The socioeconomic of the beautiful South he wanders through – McElwee seems to lack the conviction to march – leaves him encountering these beautiful characters. They are not archetypical hicks, or overly blunt or dim, but have a clear and upright way of thinking which I think the director admires as a man who lacks connections and understanding with women. These harsher, near backwater conditions that people grow up around in the US develop different types of people to big city living, and the illusion of simplicity is something McElwee is drawn to. Despite this, he is so distracted by his own parallels (“failures,” as he dubs them) with Sherman regarding women that he misses this fairly obvious but interesting affect the Civil War has on his goals and his life, and the film itself.
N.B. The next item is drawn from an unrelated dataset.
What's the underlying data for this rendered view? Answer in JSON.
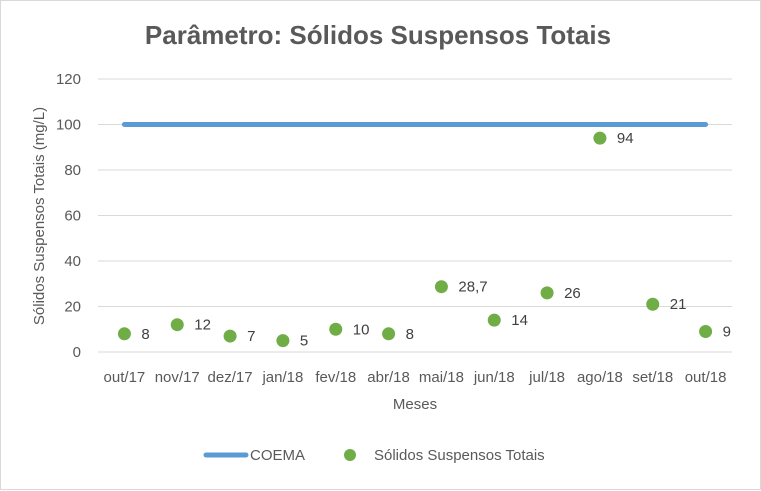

The quote at the top is bookended by Charleen asking Ross if he liked the lady she was complimenting, and before he can answer she jokingly says “Mother’ll try to buy her for ya!” Her flirty demonstration tells us much more about her relationship to McElwee than most of her screen presence in the last third of the film. They’re close, and while McElwee is a very passive observer in his own story, and sees his friends blossom, Charleen directs all her attention to the director and wants him to flourish romantically. It’s really quite beautiful to see – it’s fairly obvious that I’m after wanting someone like Charleen in my life. The point I’m dancing around here sadly is the pathetic relatability of it all, for better or, more likely, worse. Though abstracted by nearly 40 years of societal progression, an Atlantic ocean, 20 years in age at time of writing, and being a 2 time member of the LGBTQ community, there’s something so plaintive about his speech, sometimes glib, sometimes modest, to understate oneself so thoroughly in the face of failing to achieve something so intrinsically human, which I don’t like to look at! If I was a stronger person, would I have liked it more for seeing these flaws in myself, or would I have liked it less for having improved myself from this point on?